Following the specified incubation periods all population plates were scored by an automatic colony counter.

DETERMINATION OF CYTOTOXICITY
The toxicity for all chemicals were determined prior to screening.
Each chemical was tested for survival against strain TA 1537 over a range of doses (test compound: 0.1, 0.5, 1.0, 2.5, and 5.0%) to determine the 50% survival dose. Bacteria were tested in phosphate buffer, pH 7.4, for one hour at 37°C on a shaker. The 50% survival dose was determined from the survival curve and the 1/4 and 1/2 50% doses calculated.
If no toxicity was obtained for a chemical with a given strain, then a maximum dose of 5% (w/v) was used against the strain.

OTHER EXAMINATIONS:
- Determination of polyploidy:
- Determination of endoreplication:
- Other:

OTHER:
Evaluation criteria:
no data
Statistics:
Frequencies were mechanically calculated and double checked.

Results and discussion

Test results
Species / strain:
other: TA 1535, TA 1537, and TA 1538
Metabolic activation:
with and without
Genotoxicity:
negative
Cytotoxicity / choice of top concentrations:
cytotoxicity
Remarks:
≥0.1% concentration
Vehicle controls validity:
not specified
Untreated negative controls validity:
not examined
Positive controls validity:
not specified
Additional information on results:
Compound FDA 73-43, sodium sulfite, did not exhibit genetic activity.
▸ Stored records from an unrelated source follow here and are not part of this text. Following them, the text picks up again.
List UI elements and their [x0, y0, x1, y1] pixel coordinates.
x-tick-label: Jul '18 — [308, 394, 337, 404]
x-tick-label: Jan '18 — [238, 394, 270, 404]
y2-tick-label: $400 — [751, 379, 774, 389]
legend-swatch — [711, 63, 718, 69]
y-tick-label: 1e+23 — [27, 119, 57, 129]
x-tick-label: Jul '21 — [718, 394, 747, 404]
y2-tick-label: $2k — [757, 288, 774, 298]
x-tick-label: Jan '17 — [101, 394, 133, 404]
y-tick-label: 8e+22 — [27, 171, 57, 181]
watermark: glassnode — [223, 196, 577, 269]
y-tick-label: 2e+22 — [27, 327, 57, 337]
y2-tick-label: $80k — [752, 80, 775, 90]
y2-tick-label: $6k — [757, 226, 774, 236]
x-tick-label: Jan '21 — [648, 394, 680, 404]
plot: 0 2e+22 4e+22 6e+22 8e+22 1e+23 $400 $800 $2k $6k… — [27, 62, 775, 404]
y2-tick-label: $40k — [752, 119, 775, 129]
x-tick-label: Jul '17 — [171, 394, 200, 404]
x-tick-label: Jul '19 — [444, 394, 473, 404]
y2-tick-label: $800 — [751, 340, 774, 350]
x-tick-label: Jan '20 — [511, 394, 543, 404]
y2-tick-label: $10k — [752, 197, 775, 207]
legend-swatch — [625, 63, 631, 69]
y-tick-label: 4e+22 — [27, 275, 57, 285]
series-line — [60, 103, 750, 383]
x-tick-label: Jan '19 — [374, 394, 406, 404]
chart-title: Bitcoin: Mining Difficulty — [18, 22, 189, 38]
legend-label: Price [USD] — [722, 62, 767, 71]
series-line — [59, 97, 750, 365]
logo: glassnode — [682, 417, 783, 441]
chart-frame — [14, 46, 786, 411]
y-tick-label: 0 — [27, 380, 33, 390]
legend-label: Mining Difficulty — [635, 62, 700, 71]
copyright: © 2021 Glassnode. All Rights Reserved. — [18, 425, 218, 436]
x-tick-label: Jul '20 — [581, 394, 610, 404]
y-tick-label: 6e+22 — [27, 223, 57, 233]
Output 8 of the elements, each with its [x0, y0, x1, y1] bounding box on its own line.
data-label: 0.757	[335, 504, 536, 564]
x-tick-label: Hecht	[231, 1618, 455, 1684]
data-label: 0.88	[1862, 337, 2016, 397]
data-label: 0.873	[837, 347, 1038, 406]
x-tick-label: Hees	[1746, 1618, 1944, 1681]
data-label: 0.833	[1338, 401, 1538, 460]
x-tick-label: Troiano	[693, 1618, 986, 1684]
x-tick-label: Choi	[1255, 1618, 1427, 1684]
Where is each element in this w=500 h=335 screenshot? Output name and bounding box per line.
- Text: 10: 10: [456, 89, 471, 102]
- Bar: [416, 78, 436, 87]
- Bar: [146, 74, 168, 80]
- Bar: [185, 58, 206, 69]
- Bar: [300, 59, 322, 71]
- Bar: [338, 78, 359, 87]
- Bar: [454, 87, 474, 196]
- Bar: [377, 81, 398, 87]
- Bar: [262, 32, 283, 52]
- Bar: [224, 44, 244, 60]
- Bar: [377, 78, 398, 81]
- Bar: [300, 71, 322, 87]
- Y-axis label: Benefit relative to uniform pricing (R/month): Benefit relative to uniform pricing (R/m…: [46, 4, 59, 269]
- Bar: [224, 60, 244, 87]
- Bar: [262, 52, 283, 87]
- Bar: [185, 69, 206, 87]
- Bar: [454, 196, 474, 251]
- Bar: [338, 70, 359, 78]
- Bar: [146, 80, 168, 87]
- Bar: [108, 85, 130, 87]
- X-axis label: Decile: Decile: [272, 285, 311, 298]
ADDITIONAL INFORMATION ON CYTOTOXICITY:
The following results were obtained when determining the 50% survival level for the test compound:
Control: 100% survival
0.1% concentration: 19% survival
0.5% concentration: 6% survival
1.0% concentration: 0.5% survival
2.5% concentration: 0.8% survival
5.0% concentration: 0% survival
Remarks on result:
other: all strains/cell types tested
Remarks:
Migrated from field 'Test system'.

Applicant's summary and conclusion

Conclusions:
Interpretation of results (migrated information):
negative

The test substance did not appear to be mutagenic under given test conditions.